In mid-August, it released half-year 2020 results, which showed the UK, Germany, Canada, the Netherlands, Australia and Brazil were performing particularly strongly. Overall, the company processed 257 million orders in the first six months of 2020, representing a 32% increase year-over-year.
“Just Eat Takeaway.com is in the fortunate position to benefit from continuing tailwinds,” said CEO Jitse Groen. “We are convinced that our order growth will remain strong for the remainder of the year.”
Management plans to capitalize on the encouraging numbers and drive growth.
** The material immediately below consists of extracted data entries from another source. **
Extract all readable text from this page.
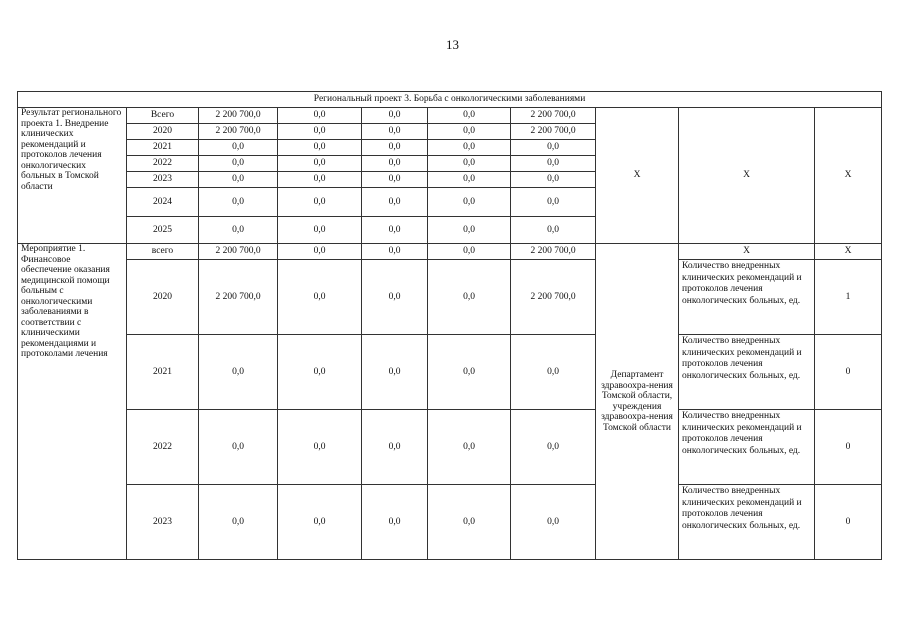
13
Региональный проект 3. Борьба с онкологическими заболеваниями									
Результат регионального проекта 1. Внедрение клинических рекомендаций и протоколов лечения онкологических больных в Томской области	Всего	2 200 700,0	0,0	0,0	0,0	2 200 700,0	X	X	X
	2020	2 200 700,0	0,0	0,0	0,0	2 200 700,0			
	2021	0,0	0,0	0,0	0,0	0,0			
	2022	0,0	0,0	0,0	0,0	0,0			
	2023	0,0	0,0	0,0	0,0	0,0			
	2024	0,0	0,0	0,0	0,0	0,0			
	2025	0,0	0,0	0,0	0,0	0,0			
Мероприятие 1. Финансовое обеспечение оказания медицинской помощи больным с онкологическими заболеваниями в соответствии с клиническими рекомендациями и протоколами лечения	всего	2 200 700,0	0,0	0,0	0,0	2 200 700,0	Департамент здравоохра-нения Томской области, учреждения здравоохра-нения Томской области	X	X
	2020	2 200 700,0	0,0	0,0	0,0	2 200 700,0		Количество внедренных клинических рекомендаций и протоколов лечения онкологических больных, ед.	1
	2021	0,0	0,0	0,0	0,0	0,0		Количество внедренных клинических рекомендаций и протоколов лечения онкологических больных, ед.	0
	2022	0,0	0,0	0,0	0,0	0,0		Количество внедренных клинических рекомендаций и протоколов лечения онкологических больных, ед.	0
	2023	0,0	0,0	0,0	0,0	0,0		Количество внедренных клинических рекомендаций и протоколов лечения онкологических больных, ед.	0
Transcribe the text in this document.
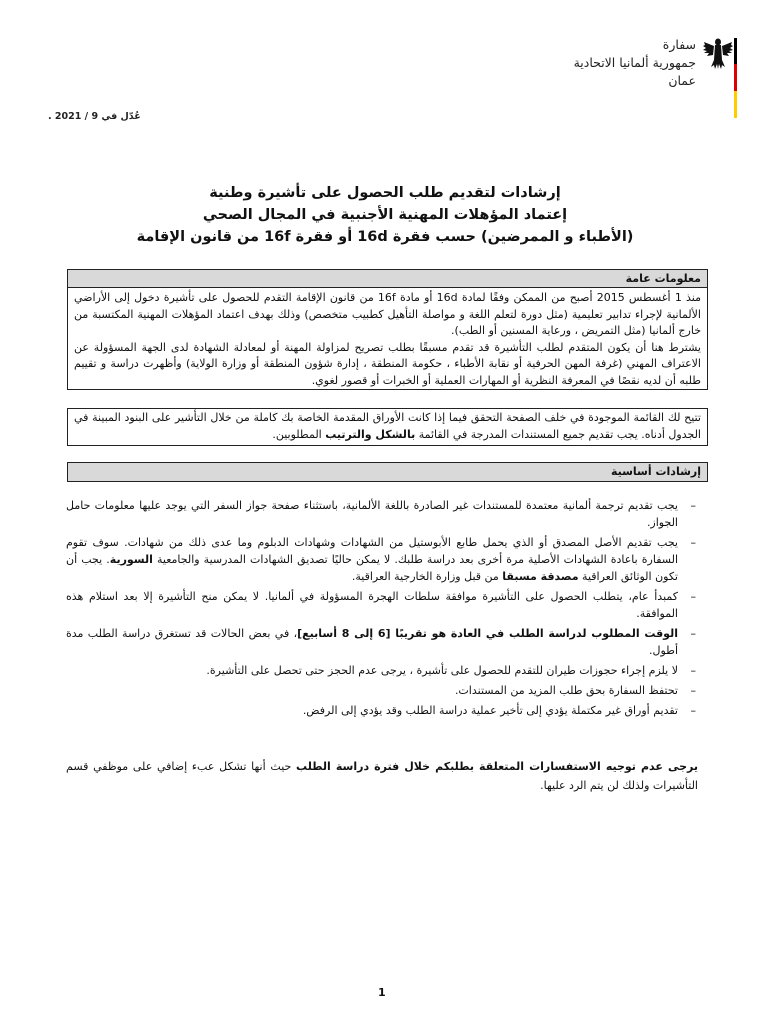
سفارة
جمهورية ألمانيا الاتحادية
عمان
عُدّل في 9 / 2021 .
إرشادات لتقديم طلب الحصول على تأشيرة وطنية
إعتماد المؤهلات المهنية الأجنبية في المجال الصحي
(الأطباء و الممرضين) حسب فقرة 16d أو فقرة 16f من قانون الإقامة
معلومات عامة
منذ 1 أغسطس 2015 أصبح من الممكن وفقًا لمادة 16d أو مادة 16f من قانون الإقامة التقدم للحصول على تأشيرة دخول إلى الأراضي الألمانية لإجراء تدابير تعليمية (مثل دورة لتعلم اللغة و مواصلة التأهيل كطبيب متخصص) وذلك بهدف اعتماد المؤهلات المهنية المكتسبة من خارج ألمانيا (مثل التمريض ، ورعاية المسنين أو الطب).
يشترط هنا أن يكون المتقدم لطلب التأشيرة قد تقدم مسبقًا بطلب تصريح لمزاولة المهنة أو لمعادلة الشهادة لدى الجهة المسؤولة عن الاعتراف المهني (غرفة المهن الحرفية أو نقابة الأطباء ، حكومة المنطقة ، إدارة شؤون المنطقة أو وزارة الولاية) وأظهرت دراسة و تقييم طلبه أن لديه نقصًا في المعرفة النظرية أو المهارات العملية أو الخبرات أو قصور لغوي.
تتيح لك القائمة الموجودة في خلف الصفحة التحقق فيما إذا كانت الأوراق المقدمة الخاصة بك كاملة من خلال التأشير على البنود المبينة في الجدول أدناه. يجب تقديم جميع المستندات المدرجة في القائمة بالشكل والترتيب المطلوبين.
إرشادات أساسية
–
يجب تقديم ترجمة ألمانية معتمدة للمستندات غير الصادرة باللغة الألمانية، باستثناء صفحة جواز السفر التي يوجد عليها معلومات حامل الجواز.
–
يجب تقديم الأصل المصدق أو الذي يحمل طابع الأبوستيل من الشهادات وشهادات الدبلوم وما عدى ذلك من شهادات. سوف تقوم السفارة باعادة الشهادات الأصلية مرة أخرى بعد دراسة طلبك. لا يمكن حاليًا تصديق الشهادات المدرسية والجامعية السورية. يجب أن تكون الوثائق العراقية مصدقة مسبقا من قبل وزارة الخارجية العراقية.
–
كمبدأ عام، يتطلب الحصول على التأشيرة موافقة سلطات الهجرة المسؤولة في ألمانيا. لا يمكن منح التأشيرة إلا بعد استلام هذه الموافقة.
–
الوقت المطلوب لدراسة الطلب في العادة هو تقريبًا [6 إلى 8 أسابيع]، في بعض الحالات قد تستغرق دراسة الطلب مدة أطول.
–
لا يلزم إجراء حجوزات طيران للتقدم للحصول على تأشيرة ، يرجى عدم الحجز حتى تحصل على التأشيرة.
–
تحتفظ السفارة بحق طلب المزيد من المستندات.
–
تقديم أوراق غير مكتملة يؤدي إلى تأخير عملية دراسة الطلب وقد يؤدي إلى الرفض.
يرجى عدم توجيه الاستفسارات المتعلقة بطلبكم خلال فترة دراسة الطلب حيث أنها تشكل عبء إضافي على موظفي قسم التأشيرات ولذلك لن يتم الرد عليها.
1
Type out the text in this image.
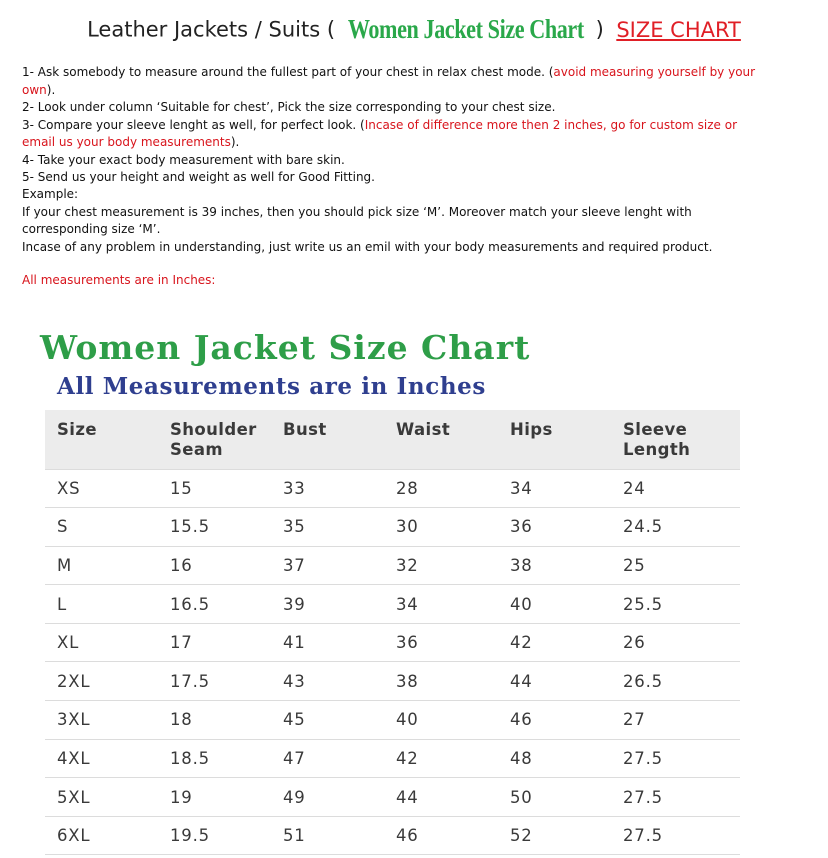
Leather Jackets / Suits ( Women Jacket Size Chart ) SIZE CHART

1- Ask somebody to measure around the fullest part of your chest in relax chest mode. (avoid measuring yourself by your own).

2- Look under column ‘Suitable for chest’, Pick the size corresponding to your chest size.

3- Compare your sleeve lenght as well, for perfect look. (Incase of difference more then 2 inches, go for custom size or email us your body measurements).

4- Take your exact body measurement with bare skin.

5- Send us your height and weight as well for Good Fitting.

Example:

If your chest measurement is 39 inches, then you should pick size ‘M’. Moreover match your sleeve lenght with corresponding size ‘M’.

Incase of any problem in understanding, just write us an emil with your body measurements and required product.

All measurements are in Inches:
Women Jacket Size Chart
All Measurements are in Inches
Size	Shoulder Seam	Bust	Waist	Hips	Sleeve Length
XS	15	33	28	34	24
S	15.5	35	30	36	24.5
M	16	37	32	38	25
L	16.5	39	34	40	25.5
XL	17	41	36	42	26
2XL	17.5	43	38	44	26.5
3XL	18	45	40	46	27
4XL	18.5	47	42	48	27.5
5XL	19	49	44	50	27.5
6XL	19.5	51	46	52	27.5
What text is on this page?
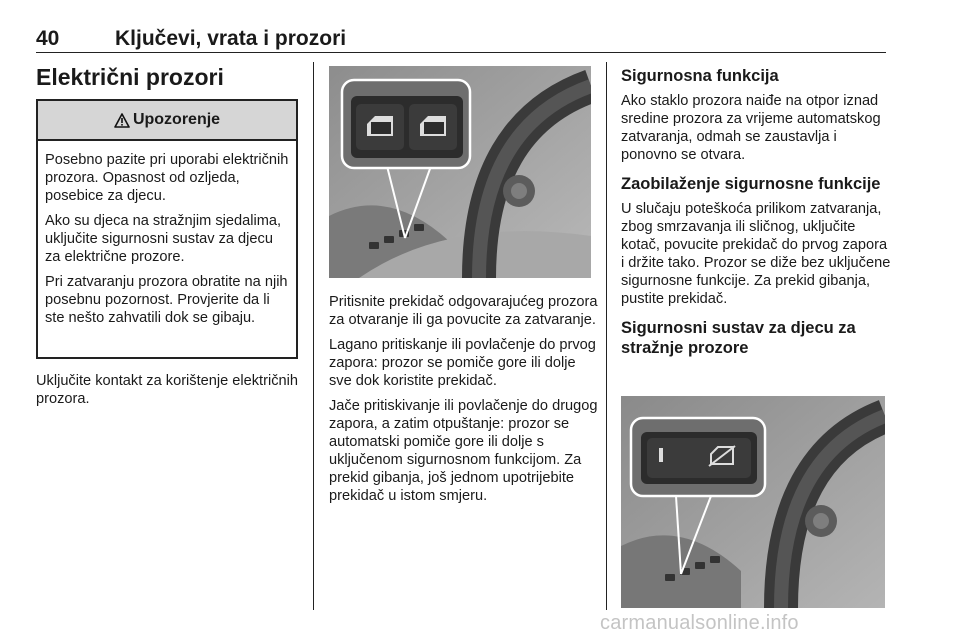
40	Ključevi, vrata i prozori
Električni prozori
Upozorenje

Posebno pazite pri uporabi električnih prozora. Opasnost od ozljeda, posebice za djecu.

Ako su djeca na stražnjim sjedalima, uključite sigurnosni sustav za djecu za električne prozore.

Pri zatvaranju prozora obratite na njih posebnu pozornost. Provjerite da li ste nešto zahvatili dok se gibaju.

Uključite kontakt za korištenje električnih prozora.

Pritisnite prekidač odgovarajućeg prozora za otvaranje ili ga povucite za zatvaranje.

Lagano pritiskanje ili povlačenje do prvog zapora: prozor se pomiče gore ili dolje sve dok koristite prekidač.

Jače pritiskivanje ili povlačenje do drugog zapora, a zatim otpuštanje: prozor se automatski pomiče gore ili dolje s uključenom sigurnosnom funkcijom. Za prekid gibanja, još jednom upotrijebite prekidač u istom smjeru.

Sigurnosna funkcija

Ako staklo prozora naiđe na otpor iznad sredine prozora za vrijeme automatskog zatvaranja, odmah se zaustavlja i ponovno se otvara.

Zaobilaženje sigurnosne funkcije

U slučaju poteškoća prilikom zatvaranja, zbog smrzavanja ili sličnog, uključite kotač, povucite prekidač do prvog zapora i držite tako. Prozor se diže bez uključene sigurnosne funkcije. Za prekid gibanja, pustite prekidač.

Sigurnosni sustav za djecu za stražnje prozore
carmanualsonline.info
The group also plans to acquire Grubhub Inc (NYSE:GRUB) in an all-stock transaction. The resulting entity will become the world’s largest online food delivery company outside of China, measured by gross merchandise value (GMV) and revenues. The transaction is expected to finalize in the first quarter of 2021.
Year-to-date, the stock is up around 10%. It closed yesterday at 8,350p ($119.40 in the U.S.). As a result, current valuation is high, even for a growth company. Forward P/E and P/B stand at 85.47 and 9.63, respectively. The current decline in broader tech shares will possibly continue to put pressure on JET stock, too.
Since we believe food delivery demand will stay high in autumn, we’d look to buy the dips in JET shares, especially if they decline about 7%-10%.